SOLID Design Principles: Single Responsibilty

In this post, I would like to share about one of the most well known SOLID Design Principles, Single Responsibility Principle (SRP). It comes from the “S” from SOLID. This principle is the easiest to understand and adhere to.

Definition

Single Responsibility Principle (SRP) means

A class should have one and only one reason to change

If you have a class that have more than one reason to change then you against the single responsibility principle.

Why SRP

Why we have to follow this principle? The answer is our codes will be more manageable and cleaner.

Too many responsibilities can cause a problem. Don’t believe me? Let me give you an illustration in real life. Which one below will give better result?

  1. Programmer A making codes only
  2. Programmer B making codes and playing games at same time

I’m sure you already know the answer. The programmer A has more focus on his job (only one responsibility). But the programmer B has two responsibilities at the time. Because of his focus and concentration is shared, programmer A has better result than him.

Example

Let’s go ahead for example. I have this class. This kind of class is very common to see nowadays.

class StudentController
{
  public function __construct()
  {
     $db = new PDO(...);
  }

  public function indexAction()
  {
     $sql = 'select * from students';
     $students = $this->db->query($sql)->fetchAll();

     render('index.html', [students => $students]);
  }
}

Can you detect why this class against SRP? Can you see that this class have more than one reason to change? Well, if yes, you are awesome. :)
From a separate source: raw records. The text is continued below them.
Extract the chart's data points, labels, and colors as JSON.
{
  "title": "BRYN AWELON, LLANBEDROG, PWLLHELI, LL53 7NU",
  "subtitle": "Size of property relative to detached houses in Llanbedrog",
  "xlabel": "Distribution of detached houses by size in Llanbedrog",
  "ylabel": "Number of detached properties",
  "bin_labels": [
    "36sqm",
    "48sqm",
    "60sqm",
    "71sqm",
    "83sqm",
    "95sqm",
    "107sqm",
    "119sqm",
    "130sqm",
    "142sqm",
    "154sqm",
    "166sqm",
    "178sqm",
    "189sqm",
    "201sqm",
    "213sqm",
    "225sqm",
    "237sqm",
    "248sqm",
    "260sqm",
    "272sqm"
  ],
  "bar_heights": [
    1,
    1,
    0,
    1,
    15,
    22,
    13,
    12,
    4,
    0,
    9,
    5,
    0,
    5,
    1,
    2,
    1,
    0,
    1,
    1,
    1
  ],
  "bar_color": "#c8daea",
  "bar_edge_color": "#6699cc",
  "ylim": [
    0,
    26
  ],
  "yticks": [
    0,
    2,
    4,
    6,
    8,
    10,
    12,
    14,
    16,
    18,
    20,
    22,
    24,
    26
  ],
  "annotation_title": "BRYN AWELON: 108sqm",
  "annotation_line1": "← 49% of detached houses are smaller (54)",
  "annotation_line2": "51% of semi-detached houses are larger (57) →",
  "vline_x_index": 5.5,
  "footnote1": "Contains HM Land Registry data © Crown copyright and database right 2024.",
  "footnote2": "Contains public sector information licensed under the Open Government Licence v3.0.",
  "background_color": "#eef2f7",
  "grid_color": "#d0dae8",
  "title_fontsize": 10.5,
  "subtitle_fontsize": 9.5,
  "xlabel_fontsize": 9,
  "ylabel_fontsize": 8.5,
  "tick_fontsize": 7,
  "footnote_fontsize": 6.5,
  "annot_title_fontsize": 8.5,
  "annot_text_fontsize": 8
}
This class is basically served as a controller. If you are familiar with MVC framework, then you already know what the duty of controller class is. As a controller, this class manages requests and return right response based on the request. Here, our controller class can detect if user request URL /index then user will see index.html page.

But wait! Why this class also has responsibility to get data from database. Hmm, so, this class have two reasons to change:

  1. When we want to change response or add new request action. For example, we want to add new request named showAction() for URL /show
  2. When we want to change database query. For example, we want to  join student table with another table.

We can conclude that the class is against SRP.

Solution

The solution is simple. We need to separate the class into two

  1. A class which responsible as controller
  2. A class which responsible to get data from database
/**
 * I only responsible for manage requests and responses
 */
class StudentController
{
  public function __construct()
  {
    // our another class
    $studentRepo = new StudentRepository();
  }

  public function indexAction()
  {
     $students = $this->studentRepo->getAll();

     render('index.html', [students => $students]);
  }
}

Our controller class now has a new friend StudentRepository class. Our controller class doesn’t care anymore about where the data come from. The responsibility to get the data from database has been transferred to StudentRepository. When someday, we want to change that the data come from a file, then we only need to change StudentRepository. Such a clean way.

Here is the StudentRepository class

/**
 * I only responsible to get student data
 */
class StudentRepository
{
  public function __construct()
  {
    $db = new PDO(...);
  }

  public function getAll()
  {
     $sql = 'select * from students';
     $students = $this->db->query($sql)->fetchAll();

     return $students;
  }
}

Our codes become cleaner and manageable, doesn’t it? If we want to add new query, just go to StudentRepository class and if we want to add new request, just go to StudentController class. What such nice codes.

Conclusion

Single Responsibility Principle is the easiest SOLID Design Principles to understand. Remember that too many responsibilities on a class can cause a problem. You only need to make sure that a class should have one and only one reason to change.